The decision to be made
Hanley had a hypothesis that it could develop its existing consultative sales approach into a productised consulting offer, and preliminary conversations with customers had provided positive feedback on this general concept. Now Hanley faced decisions on how to structure their consulting business to ‘ready to launch’ to their current customers, as well as appeal to potential new clients.
Our approach
The Decision Sprint took in three areas: understanding the problem, creating choice/making decisions on those choices, and producing practical experiments to provide sufficient evidence to resolve the remaining decisions. A 100% virtual workshop involved both Hanley team members and invited external experts, and made use of Miro virtual whiteboard technology partnered with Zoom video conferencing.
Team Alignment
Each participating team member was interviewed for 25 minutes, with the key insights recorded onto the virtual whiteboard. The board served as both a repository for this unstructured knowledge – and the basis for the Decision Sprint report to Hanley – and the collaborative space in which the sprint participants could contribute additional ideas and proceed to make decisions.
Prioritization
In a series of short exercises, team members recorded a large number of opportunities, issues, and problems, with a sorting and prioritisation of these to clarify the elements of the problem. In this stage, the problem remained diffuse with no one aspect (from marketing and sales to client experience) outweighing another.
Product Strategy
External ideas and inspiration came from Lightning Demos in which individual team members researched and presented ideas already present in the market, ideas that Hanley could quickly learn and borrow from within the Decision Sprint. The team distilled the exploratory thinking into a set of distinct high-level concepts for the Hanley consulting offering, with each brought to life through self-explanatory three-panelled storyboards.
Customer Voice
Qualitative customer research was introduced into the Decision Sprint to investigate the desirability of a consulting offering from Hanley , identifying real customer problems that Hanley could help solve.
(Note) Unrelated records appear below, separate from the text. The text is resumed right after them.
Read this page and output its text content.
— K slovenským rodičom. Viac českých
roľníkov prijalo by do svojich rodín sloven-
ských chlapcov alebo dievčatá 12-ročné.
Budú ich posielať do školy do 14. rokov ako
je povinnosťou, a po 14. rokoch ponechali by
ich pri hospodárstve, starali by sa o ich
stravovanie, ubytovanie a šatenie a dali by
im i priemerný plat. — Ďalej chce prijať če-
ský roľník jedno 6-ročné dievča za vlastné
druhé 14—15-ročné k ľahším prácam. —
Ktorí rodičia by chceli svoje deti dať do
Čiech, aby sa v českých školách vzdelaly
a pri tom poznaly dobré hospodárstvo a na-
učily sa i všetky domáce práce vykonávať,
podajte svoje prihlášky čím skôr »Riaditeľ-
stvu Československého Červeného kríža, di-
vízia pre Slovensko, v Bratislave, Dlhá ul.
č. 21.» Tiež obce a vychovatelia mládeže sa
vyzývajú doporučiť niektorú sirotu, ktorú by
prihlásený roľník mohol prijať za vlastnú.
With this input the team developed three different stakeholder hypotheses, each with a different need for consultancy, which were tested with customers.
The Outcome
In a matter of hours, the Decision Sprint had brought Hanley from an opportunity – to provide consulting services – to a set of distinct alternatives for that service, grounded in and evidenced by the best thinking of their team and invited experts. The team also knew that there were a small number of critical proofs needed in order to proceed: validating the key customer pain points (where clients have a recurring and severe problem they need to solve), and clarity around the top of mind concerns of customers (what drives a customer to engage a specific consultancy to help solve that problem). Importantly, these proofs had been understood as separate from each other. Six experiments were devised that would provide evidence to resolve these outstanding questions; the experiments were developed to be capable of being run by Hanley without external support and within a timeframe of weeks. Hanley had accelerated the development of their consulting service by months and established a clear path to launch.